Much of the industry opposition centers on the argument that state regulation of hydraulic fracturing is sufficient to protect community and environmental interests. A report issued in 2009, however, asserted that at that point at time, Alabama was the only state that had a specific regulatory regime affecting hydraulic fracturing, and it was court ordered as a result of the 1997 11th Circuit decision. Recently, however, several states and municipalities have taken action to prevent potential environmental degradation due to natural gas drilling. For example, Pittsburgh became the first city in Pennsylvania to ban gas drilling within the city limits. The City Council, by unanimous vote, approved the ban, citing environmental concerns stemming from the desires of gas companies to obtain leases on the profitable Marcellus Shale Formation. This ban came almost a month after Pennsylvania Governor Ed Rendell signed an order prohibiting further gas development on State forest land.

  1. Fiorentino v. Cabot Oil and Gas

On November 19, 2009, residents of Dimock Township filed suit in Federal District Court against Cabot Oil and Gas Corporation to recover damages resulting from the drilling and operation of gas wells within the Township.

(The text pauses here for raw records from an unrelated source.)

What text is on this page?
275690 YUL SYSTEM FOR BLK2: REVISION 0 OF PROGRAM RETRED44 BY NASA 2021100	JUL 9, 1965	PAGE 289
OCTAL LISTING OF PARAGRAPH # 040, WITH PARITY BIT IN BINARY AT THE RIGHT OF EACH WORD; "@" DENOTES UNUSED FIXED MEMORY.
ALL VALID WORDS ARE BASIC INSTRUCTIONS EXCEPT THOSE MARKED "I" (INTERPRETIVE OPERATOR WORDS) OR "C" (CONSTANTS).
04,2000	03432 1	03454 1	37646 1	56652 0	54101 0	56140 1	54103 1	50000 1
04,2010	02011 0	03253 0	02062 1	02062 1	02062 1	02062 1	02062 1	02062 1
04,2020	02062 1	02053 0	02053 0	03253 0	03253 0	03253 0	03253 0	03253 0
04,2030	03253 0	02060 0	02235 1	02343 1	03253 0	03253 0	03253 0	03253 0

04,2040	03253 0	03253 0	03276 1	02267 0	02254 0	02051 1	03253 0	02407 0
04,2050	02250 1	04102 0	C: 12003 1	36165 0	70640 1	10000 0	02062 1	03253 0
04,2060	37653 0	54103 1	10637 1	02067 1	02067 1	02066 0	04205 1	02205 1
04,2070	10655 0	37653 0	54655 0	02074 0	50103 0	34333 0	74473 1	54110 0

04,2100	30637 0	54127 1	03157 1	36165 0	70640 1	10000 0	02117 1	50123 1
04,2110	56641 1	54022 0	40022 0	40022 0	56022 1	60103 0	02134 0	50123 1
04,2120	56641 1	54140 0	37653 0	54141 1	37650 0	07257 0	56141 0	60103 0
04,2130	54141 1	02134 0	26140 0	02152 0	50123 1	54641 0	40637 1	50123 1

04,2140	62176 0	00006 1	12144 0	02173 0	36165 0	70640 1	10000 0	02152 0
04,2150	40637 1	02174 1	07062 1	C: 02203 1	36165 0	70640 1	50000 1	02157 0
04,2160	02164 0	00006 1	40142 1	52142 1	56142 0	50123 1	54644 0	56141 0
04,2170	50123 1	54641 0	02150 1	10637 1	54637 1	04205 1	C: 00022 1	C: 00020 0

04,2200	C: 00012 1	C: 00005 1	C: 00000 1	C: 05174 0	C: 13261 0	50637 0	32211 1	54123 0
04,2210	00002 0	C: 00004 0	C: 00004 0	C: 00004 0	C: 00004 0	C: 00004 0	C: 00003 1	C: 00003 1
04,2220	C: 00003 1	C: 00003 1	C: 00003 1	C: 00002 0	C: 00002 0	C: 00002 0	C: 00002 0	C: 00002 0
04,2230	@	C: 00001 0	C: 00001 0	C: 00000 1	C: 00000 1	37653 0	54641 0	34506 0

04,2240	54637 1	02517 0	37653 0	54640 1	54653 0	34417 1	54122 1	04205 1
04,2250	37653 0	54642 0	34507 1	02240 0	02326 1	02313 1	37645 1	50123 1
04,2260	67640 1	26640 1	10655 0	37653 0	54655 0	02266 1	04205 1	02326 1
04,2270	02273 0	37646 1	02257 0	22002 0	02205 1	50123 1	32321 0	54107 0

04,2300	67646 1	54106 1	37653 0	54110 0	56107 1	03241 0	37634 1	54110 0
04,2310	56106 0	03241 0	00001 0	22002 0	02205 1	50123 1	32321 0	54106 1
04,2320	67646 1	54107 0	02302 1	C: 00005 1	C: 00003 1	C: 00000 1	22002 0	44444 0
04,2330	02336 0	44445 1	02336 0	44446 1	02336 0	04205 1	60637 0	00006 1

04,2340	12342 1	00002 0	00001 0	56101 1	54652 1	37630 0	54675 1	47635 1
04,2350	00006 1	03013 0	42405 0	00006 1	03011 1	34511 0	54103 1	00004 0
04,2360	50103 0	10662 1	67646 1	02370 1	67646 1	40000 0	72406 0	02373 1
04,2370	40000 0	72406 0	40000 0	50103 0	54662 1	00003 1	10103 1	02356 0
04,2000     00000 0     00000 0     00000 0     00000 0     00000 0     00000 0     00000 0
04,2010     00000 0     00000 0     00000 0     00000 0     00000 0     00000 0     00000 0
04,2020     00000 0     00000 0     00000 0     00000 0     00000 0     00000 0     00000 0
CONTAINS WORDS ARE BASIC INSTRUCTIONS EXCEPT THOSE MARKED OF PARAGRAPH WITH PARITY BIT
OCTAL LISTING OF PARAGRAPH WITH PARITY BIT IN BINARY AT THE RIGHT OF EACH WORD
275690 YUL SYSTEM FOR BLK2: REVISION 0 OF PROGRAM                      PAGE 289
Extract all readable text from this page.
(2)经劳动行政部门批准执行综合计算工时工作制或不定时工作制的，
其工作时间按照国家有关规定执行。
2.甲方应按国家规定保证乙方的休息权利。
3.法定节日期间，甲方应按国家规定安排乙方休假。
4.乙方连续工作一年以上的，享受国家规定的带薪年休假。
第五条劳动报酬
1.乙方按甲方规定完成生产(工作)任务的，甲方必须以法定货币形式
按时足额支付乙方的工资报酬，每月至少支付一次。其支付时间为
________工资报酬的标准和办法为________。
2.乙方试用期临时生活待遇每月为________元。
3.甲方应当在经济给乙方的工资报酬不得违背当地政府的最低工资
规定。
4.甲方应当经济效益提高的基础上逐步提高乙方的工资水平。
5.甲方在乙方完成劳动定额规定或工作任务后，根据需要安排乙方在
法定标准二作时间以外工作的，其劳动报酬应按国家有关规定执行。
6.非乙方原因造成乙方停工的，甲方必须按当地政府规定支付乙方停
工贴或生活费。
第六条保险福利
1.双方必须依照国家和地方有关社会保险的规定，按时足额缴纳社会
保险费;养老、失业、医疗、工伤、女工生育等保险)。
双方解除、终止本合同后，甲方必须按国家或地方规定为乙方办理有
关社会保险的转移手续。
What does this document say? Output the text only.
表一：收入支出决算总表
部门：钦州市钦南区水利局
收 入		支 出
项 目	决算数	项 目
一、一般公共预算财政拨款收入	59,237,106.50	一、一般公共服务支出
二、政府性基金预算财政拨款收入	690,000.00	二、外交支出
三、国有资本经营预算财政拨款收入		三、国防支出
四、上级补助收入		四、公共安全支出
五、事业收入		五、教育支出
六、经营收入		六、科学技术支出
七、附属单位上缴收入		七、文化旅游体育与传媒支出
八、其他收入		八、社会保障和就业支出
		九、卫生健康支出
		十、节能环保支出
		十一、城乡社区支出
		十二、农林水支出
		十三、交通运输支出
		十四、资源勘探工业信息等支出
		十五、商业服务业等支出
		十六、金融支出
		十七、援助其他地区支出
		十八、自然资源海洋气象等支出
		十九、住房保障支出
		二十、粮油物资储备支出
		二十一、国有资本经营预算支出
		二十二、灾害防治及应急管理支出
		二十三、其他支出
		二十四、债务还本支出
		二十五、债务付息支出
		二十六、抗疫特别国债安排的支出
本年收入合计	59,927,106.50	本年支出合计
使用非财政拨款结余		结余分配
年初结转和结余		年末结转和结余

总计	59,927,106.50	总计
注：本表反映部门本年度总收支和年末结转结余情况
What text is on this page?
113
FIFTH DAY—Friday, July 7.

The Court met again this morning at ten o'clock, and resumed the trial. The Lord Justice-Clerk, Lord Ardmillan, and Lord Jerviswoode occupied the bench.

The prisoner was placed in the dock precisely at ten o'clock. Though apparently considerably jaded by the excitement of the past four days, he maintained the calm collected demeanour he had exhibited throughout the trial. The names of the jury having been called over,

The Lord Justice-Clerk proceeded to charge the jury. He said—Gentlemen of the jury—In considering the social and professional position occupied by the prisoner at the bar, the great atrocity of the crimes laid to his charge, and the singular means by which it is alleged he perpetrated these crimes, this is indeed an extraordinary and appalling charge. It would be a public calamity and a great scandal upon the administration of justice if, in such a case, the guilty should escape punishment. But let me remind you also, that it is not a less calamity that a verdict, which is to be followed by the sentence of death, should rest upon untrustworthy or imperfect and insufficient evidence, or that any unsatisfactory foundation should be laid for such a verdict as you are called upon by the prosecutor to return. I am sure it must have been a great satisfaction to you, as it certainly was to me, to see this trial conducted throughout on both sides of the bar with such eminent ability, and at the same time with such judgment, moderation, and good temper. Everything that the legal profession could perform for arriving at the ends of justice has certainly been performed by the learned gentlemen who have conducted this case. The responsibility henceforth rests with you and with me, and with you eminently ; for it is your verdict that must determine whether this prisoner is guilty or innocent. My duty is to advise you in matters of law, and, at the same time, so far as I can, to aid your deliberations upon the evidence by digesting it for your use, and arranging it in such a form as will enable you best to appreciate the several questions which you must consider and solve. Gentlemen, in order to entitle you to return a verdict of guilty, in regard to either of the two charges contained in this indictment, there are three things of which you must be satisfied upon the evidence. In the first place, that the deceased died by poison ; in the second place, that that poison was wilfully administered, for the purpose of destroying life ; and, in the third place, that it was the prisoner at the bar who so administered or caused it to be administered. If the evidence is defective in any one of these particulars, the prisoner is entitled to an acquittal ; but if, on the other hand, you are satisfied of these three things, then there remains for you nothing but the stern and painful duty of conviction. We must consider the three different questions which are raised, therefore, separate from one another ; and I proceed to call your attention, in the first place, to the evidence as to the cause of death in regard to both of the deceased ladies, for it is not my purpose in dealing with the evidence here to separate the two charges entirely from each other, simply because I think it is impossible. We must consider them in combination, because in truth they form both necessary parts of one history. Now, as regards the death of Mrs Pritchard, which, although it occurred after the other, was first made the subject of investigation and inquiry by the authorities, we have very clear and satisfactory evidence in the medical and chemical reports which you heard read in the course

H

The plaintiffs claimed relief under the Pennsylvania Hazardous Sites Cleanup Act as well as other common law actions such as private nuisance and gross negligence. Defendants responded with a 12(b)(6) motion to dismiss on counts under the HSCA, strict liability, medical monitoring trust fund, and gross negligence. Dismissing the gross negligence claim as inconsistent with Pennsylvania law, the court refused to grant the motion on the other counts.